By School of Dentistry - August 6, 2014

Robert Fritz, DDS’75A, joined the LLU School of Dentistry Department of Restorative Dentistry as an assistant professor in October 2013. With a major assignment in the clinic, he finds himself wanting to emulate the teachers who helped him when he was an LLUSD student. He cites the example of the late Dean Judson Klooster, DDS, whose membership in the Academy of General Dentistry prompted him to join that organization in 1976. Dr. Fritz became a fellow of the Academy in 1982 and later joined the Academy of Dentistry International. He subsequently served on various boards in the Southern California Academy and in the California Academy of General Dentistry where he has met many dentists in leadership positions.
 

Dr. Robert Fritz
 

As a dentist Dr. Fritz treated his first patients in 1975. He began as a six-month associate dentist in Lancaster, California, while commuting part-time to his growing practice in Camarillo, California, where he practiced for 28 years. For clinical professionalism he relied on his fine dental education but, as he says, “I didn’t know what I didn’t know about the business side of things.” He very much affirms the current curriculum that considers the business side of dentistry.

There’s no doubt, however, that Dr.
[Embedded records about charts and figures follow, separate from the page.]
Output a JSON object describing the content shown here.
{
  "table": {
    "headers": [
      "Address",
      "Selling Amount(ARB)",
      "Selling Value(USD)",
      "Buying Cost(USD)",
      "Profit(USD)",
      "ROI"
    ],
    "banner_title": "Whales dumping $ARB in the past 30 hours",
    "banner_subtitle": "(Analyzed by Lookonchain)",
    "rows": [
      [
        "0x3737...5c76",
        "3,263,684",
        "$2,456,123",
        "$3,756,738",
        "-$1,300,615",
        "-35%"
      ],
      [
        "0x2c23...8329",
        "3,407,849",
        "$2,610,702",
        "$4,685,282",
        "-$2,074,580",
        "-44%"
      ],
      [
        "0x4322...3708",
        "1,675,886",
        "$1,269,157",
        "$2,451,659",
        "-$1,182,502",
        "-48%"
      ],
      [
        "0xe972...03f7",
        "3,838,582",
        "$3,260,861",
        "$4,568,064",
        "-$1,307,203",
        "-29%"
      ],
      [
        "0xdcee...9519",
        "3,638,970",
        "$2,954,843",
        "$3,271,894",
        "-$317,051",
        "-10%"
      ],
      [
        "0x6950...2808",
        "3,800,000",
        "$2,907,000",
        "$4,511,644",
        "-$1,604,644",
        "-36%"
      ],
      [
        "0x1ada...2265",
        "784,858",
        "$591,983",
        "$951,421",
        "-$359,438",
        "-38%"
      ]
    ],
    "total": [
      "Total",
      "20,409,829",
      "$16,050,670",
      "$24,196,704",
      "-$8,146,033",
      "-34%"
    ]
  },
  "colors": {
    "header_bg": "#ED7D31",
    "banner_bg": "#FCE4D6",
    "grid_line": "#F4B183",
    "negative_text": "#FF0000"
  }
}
Fritz honed personal business skills during an appointment to manage a dental group at a federally qualified health care clinic in Visalia, where he served as vice president of dental affairs. A move to the Fresno-Visalia area is a significant part of Dr. Fritz’s story.
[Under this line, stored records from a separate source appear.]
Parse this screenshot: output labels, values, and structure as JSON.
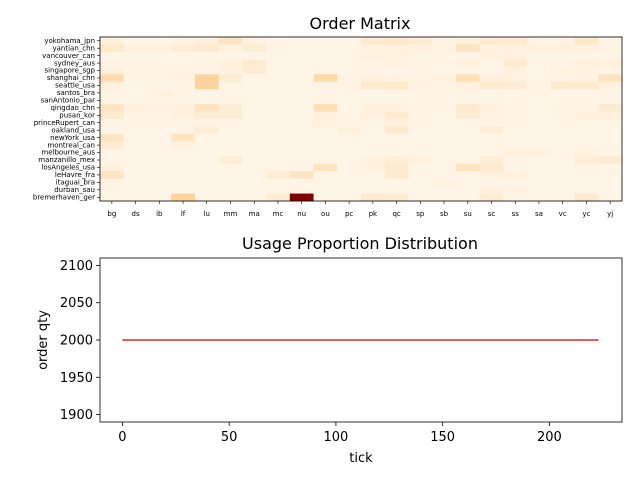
{
  "chart_data": [
    {
      "type": "heatmap",
      "title": "Order Matrix",
      "colormap": "OrRd",
      "columns": [
        "bg",
        "ds",
        "ib",
        "lf",
        "lu",
        "mm",
        "ma",
        "mc",
        "nu",
        "ou",
        "pc",
        "pk",
        "qc",
        "sp",
        "sb",
        "su",
        "sc",
        "ss",
        "sa",
        "vc",
        "yc",
        "yj"
      ],
      "rows": [
        "yokohama_jpn",
        "yantian_chn",
        "vancouver_can",
        "sydney_aus",
        "singapore_sgp",
        "shanghai_chn",
        "seattle_usa",
        "santos_bra",
        "sanAntonio_par",
        "qingdao_chn",
        "pusan_kor",
        "princeRupert_can",
        "oakland_usa",
        "newYork_usa",
        "montreal_can",
        "melbourne_aus",
        "manzanillo_mex",
        "losAngeles_usa",
        "leHavre_fra",
        "itaguai_bra",
        "durban_sau",
        "bremerhaven_ger"
      ],
      "values": [
        [
          0.05,
          0.02,
          0.02,
          0.03,
          0.05,
          0.15,
          0.04,
          0.02,
          0.02,
          0.02,
          0.02,
          0.1,
          0.12,
          0.08,
          0.03,
          0.05,
          0.1,
          0.1,
          0.03,
          0.03,
          0.12,
          0.03
        ],
        [
          0.12,
          0.05,
          0.05,
          0.08,
          0.1,
          0.04,
          0.08,
          0.03,
          0.02,
          0.02,
          0.02,
          0.05,
          0.05,
          0.05,
          0.04,
          0.15,
          0.05,
          0.04,
          0.05,
          0.05,
          0.05,
          0.03
        ],
        [
          0.02,
          0.02,
          0.02,
          0.02,
          0.02,
          0.02,
          0.02,
          0.02,
          0.02,
          0.02,
          0.02,
          0.05,
          0.05,
          0.02,
          0.02,
          0.02,
          0.05,
          0.05,
          0.02,
          0.02,
          0.02,
          0.02
        ],
        [
          0.03,
          0.02,
          0.02,
          0.02,
          0.03,
          0.05,
          0.1,
          0.02,
          0.02,
          0.02,
          0.02,
          0.03,
          0.05,
          0.02,
          0.02,
          0.05,
          0.02,
          0.1,
          0.02,
          0.02,
          0.06,
          0.05
        ],
        [
          0.05,
          0.02,
          0.02,
          0.03,
          0.02,
          0.04,
          0.08,
          0.02,
          0.02,
          0.02,
          0.02,
          0.02,
          0.02,
          0.02,
          0.02,
          0.02,
          0.02,
          0.05,
          0.02,
          0.04,
          0.04,
          0.02
        ],
        [
          0.2,
          0.03,
          0.03,
          0.05,
          0.25,
          0.08,
          0.02,
          0.02,
          0.02,
          0.22,
          0.03,
          0.05,
          0.03,
          0.03,
          0.05,
          0.18,
          0.05,
          0.04,
          0.02,
          0.03,
          0.04,
          0.15
        ],
        [
          0.05,
          0.02,
          0.02,
          0.02,
          0.25,
          0.03,
          0.02,
          0.02,
          0.02,
          0.03,
          0.03,
          0.1,
          0.12,
          0.04,
          0.03,
          0.05,
          0.1,
          0.08,
          0.03,
          0.1,
          0.1,
          0.05
        ],
        [
          0.03,
          0.02,
          0.05,
          0.02,
          0.02,
          0.02,
          0.02,
          0.02,
          0.02,
          0.02,
          0.02,
          0.02,
          0.02,
          0.02,
          0.02,
          0.02,
          0.02,
          0.02,
          0.02,
          0.02,
          0.02,
          0.02
        ],
        [
          0.02,
          0.02,
          0.02,
          0.02,
          0.02,
          0.02,
          0.02,
          0.02,
          0.02,
          0.02,
          0.02,
          0.02,
          0.02,
          0.02,
          0.02,
          0.02,
          0.02,
          0.02,
          0.02,
          0.02,
          0.02,
          0.02
        ],
        [
          0.15,
          0.05,
          0.05,
          0.05,
          0.15,
          0.08,
          0.02,
          0.02,
          0.02,
          0.18,
          0.02,
          0.05,
          0.05,
          0.03,
          0.03,
          0.1,
          0.05,
          0.03,
          0.02,
          0.03,
          0.03,
          0.1
        ],
        [
          0.1,
          0.03,
          0.03,
          0.05,
          0.08,
          0.08,
          0.02,
          0.02,
          0.02,
          0.05,
          0.02,
          0.05,
          0.1,
          0.03,
          0.02,
          0.08,
          0.04,
          0.03,
          0.02,
          0.03,
          0.06,
          0.06
        ],
        [
          0.02,
          0.02,
          0.02,
          0.02,
          0.02,
          0.02,
          0.02,
          0.02,
          0.02,
          0.05,
          0.02,
          0.02,
          0.05,
          0.02,
          0.02,
          0.02,
          0.02,
          0.02,
          0.02,
          0.02,
          0.02,
          0.02
        ],
        [
          0.02,
          0.02,
          0.02,
          0.02,
          0.08,
          0.02,
          0.02,
          0.02,
          0.02,
          0.02,
          0.06,
          0.02,
          0.1,
          0.02,
          0.02,
          0.02,
          0.08,
          0.02,
          0.02,
          0.02,
          0.02,
          0.02
        ],
        [
          0.15,
          0.02,
          0.02,
          0.15,
          0.02,
          0.02,
          0.02,
          0.02,
          0.02,
          0.02,
          0.02,
          0.02,
          0.02,
          0.02,
          0.02,
          0.02,
          0.02,
          0.02,
          0.02,
          0.02,
          0.02,
          0.02
        ],
        [
          0.08,
          0.02,
          0.02,
          0.05,
          0.02,
          0.02,
          0.02,
          0.02,
          0.02,
          0.02,
          0.02,
          0.02,
          0.02,
          0.02,
          0.02,
          0.02,
          0.02,
          0.02,
          0.02,
          0.02,
          0.02,
          0.02
        ],
        [
          0.02,
          0.02,
          0.02,
          0.02,
          0.02,
          0.02,
          0.02,
          0.02,
          0.02,
          0.02,
          0.02,
          0.02,
          0.02,
          0.02,
          0.02,
          0.02,
          0.02,
          0.05,
          0.06,
          0.02,
          0.05,
          0.02
        ],
        [
          0.02,
          0.02,
          0.02,
          0.02,
          0.02,
          0.08,
          0.02,
          0.02,
          0.02,
          0.02,
          0.02,
          0.05,
          0.08,
          0.05,
          0.02,
          0.02,
          0.08,
          0.02,
          0.02,
          0.02,
          0.08,
          0.1
        ],
        [
          0.05,
          0.02,
          0.02,
          0.02,
          0.02,
          0.02,
          0.02,
          0.02,
          0.02,
          0.15,
          0.02,
          0.05,
          0.1,
          0.02,
          0.02,
          0.15,
          0.1,
          0.02,
          0.02,
          0.02,
          0.03,
          0.02
        ],
        [
          0.15,
          0.02,
          0.02,
          0.02,
          0.02,
          0.02,
          0.02,
          0.08,
          0.15,
          0.02,
          0.02,
          0.02,
          0.1,
          0.02,
          0.02,
          0.02,
          0.05,
          0.05,
          0.02,
          0.02,
          0.02,
          0.02
        ],
        [
          0.02,
          0.02,
          0.02,
          0.02,
          0.02,
          0.02,
          0.02,
          0.02,
          0.02,
          0.02,
          0.02,
          0.02,
          0.02,
          0.02,
          0.05,
          0.02,
          0.02,
          0.02,
          0.02,
          0.02,
          0.02,
          0.02
        ],
        [
          0.02,
          0.02,
          0.02,
          0.02,
          0.02,
          0.02,
          0.02,
          0.02,
          0.02,
          0.02,
          0.02,
          0.02,
          0.02,
          0.02,
          0.02,
          0.02,
          0.05,
          0.04,
          0.02,
          0.02,
          0.02,
          0.02
        ],
        [
          0.02,
          0.02,
          0.02,
          0.25,
          0.02,
          0.02,
          0.02,
          0.08,
          1.0,
          0.02,
          0.02,
          0.1,
          0.08,
          0.02,
          0.02,
          0.02,
          0.08,
          0.02,
          0.02,
          0.02,
          0.1,
          0.02
        ]
      ]
    },
    {
      "type": "line",
      "title": "Usage Proportion Distribution",
      "xlabel": "tick",
      "ylabel": "order qty",
      "xlim": [
        -10.5,
        234
      ],
      "ylim": [
        1890,
        2110
      ],
      "xticks": [
        0,
        50,
        100,
        150,
        200
      ],
      "yticks": [
        1900,
        1950,
        2000,
        2050,
        2100
      ],
      "series": [
        {
          "color": "#d62728",
          "x": [
            0,
            223
          ],
          "y": [
            2000,
            2000
          ]
        }
      ]
    }
  ]
}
He was at home with the Fritzes’ two children in Camarillo on September 11, 2001, when he learned of the 9/11 attack. The night before, his wife Debbie had flown out of LAX on an American flight to New York. Hours later he learned that though marooned in New York she was not on the targeted plane. Days later, as a flight attendant on the first plane booked to leave the airport, Debbie (and the captain) reported the passenger list to American Airlines. Officials in Dallas identified four FBI most-wanted terrorists on board. Being alerted by the FBI, a SWAT team stormed the plane from the front and back, escorting the terrorists off the plane. In the aftermath, with Debbie on a stress-related leave and no longer needing to commute to LAX, the family moved to Fresno.
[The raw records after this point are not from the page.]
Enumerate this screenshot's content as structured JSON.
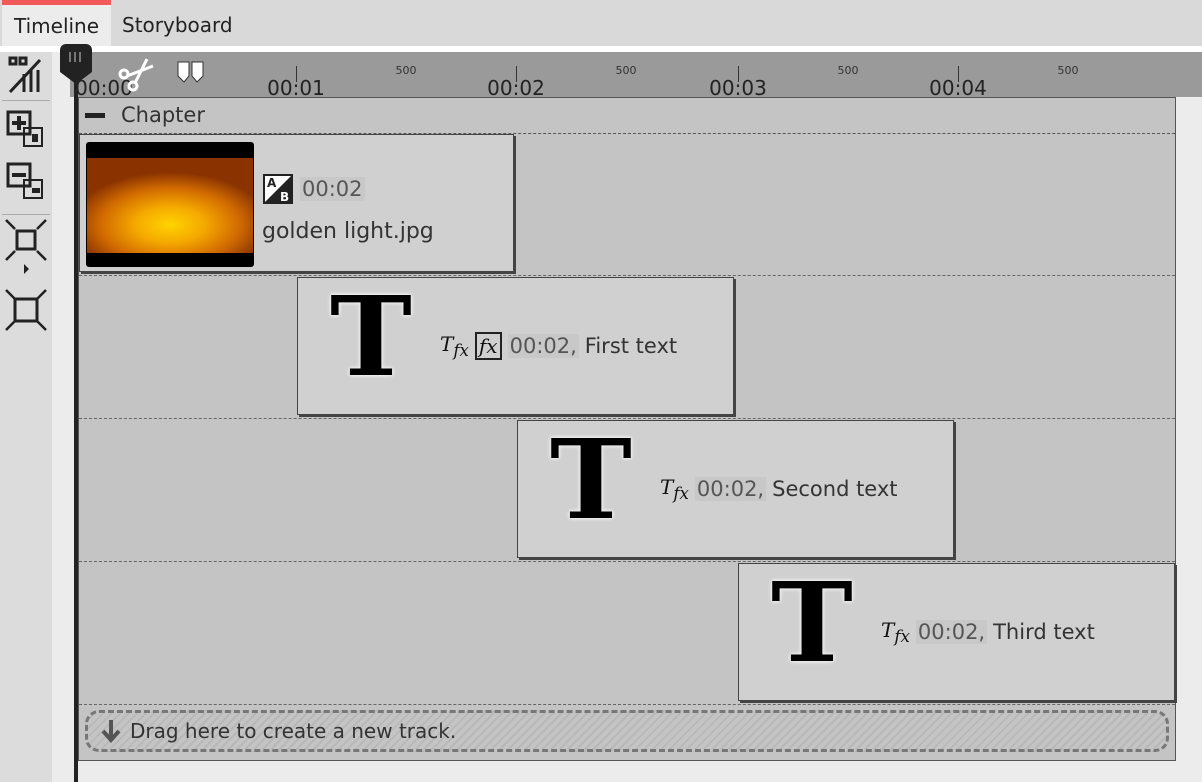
{
  "tabs": [
    {
      "label": "Timeline",
      "active": true
    },
    {
      "label": "Storyboard",
      "active": false
    }
  ],
  "accent_color": "#f05a5a",
  "toolbar": {
    "icons": [
      "transition-toggle-icon",
      "add-track-icon",
      "remove-track-icon",
      "zoom-in-fit-icon",
      "zoom-out-fit-icon"
    ]
  },
  "ruler": {
    "labels": [
      "00:00",
      "00:01",
      "00:02",
      "00:03",
      "00:04"
    ],
    "half_labels": [
      "500",
      "500",
      "500",
      "500"
    ]
  },
  "chapter": {
    "label": "Chapter"
  },
  "clips": [
    {
      "type": "image",
      "duration": "00:02",
      "name": "golden light.jpg"
    },
    {
      "type": "text",
      "duration": "00:02,",
      "name": "First text"
    },
    {
      "type": "text",
      "duration": "00:02,",
      "name": "Second text"
    },
    {
      "type": "text",
      "duration": "00:02,",
      "name": "Third text"
    }
  ],
  "text_glyph": "T",
  "drop_zone": {
    "label": "Drag here to create a new track."
  }
}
For the only time in his life, Dr. Fritz encountered a religious discrimination issue in Fresno. Following an extended health related leave, he became the subject of harassment for early Friday afternoon departures from work to observe the Sabbath, in spite of an agreement reached during his initial employment interview. When he was repeatedly harassed, he sought support from California’s Fair Housing and Employment Department and from the legal department of Pacific Union Conference of Seventh-day Adventists. Perseverance (a two-year ordeal) ended in a favorable settlement for Dr. Fritz, but no doubt made him more open to an offer from Dean Ronald Dailey, PhD, a classmate from Glendale Academy, to consider an appointment to his alma mater.

Dr. Fritz applauds advances in dentistry and dental education. “Dentistry is developing more and more in this digital age,” he notes. “The lab side of things is changing drastically with technology. X-rays are greatly improved from the dark images I once looked at.”

In his teaching role, Dr. Fritz is emphasizing prevention, “the best approach to keeping you healthy.” And he adds with conviction, “I believe God has placed this School here for a purpose.”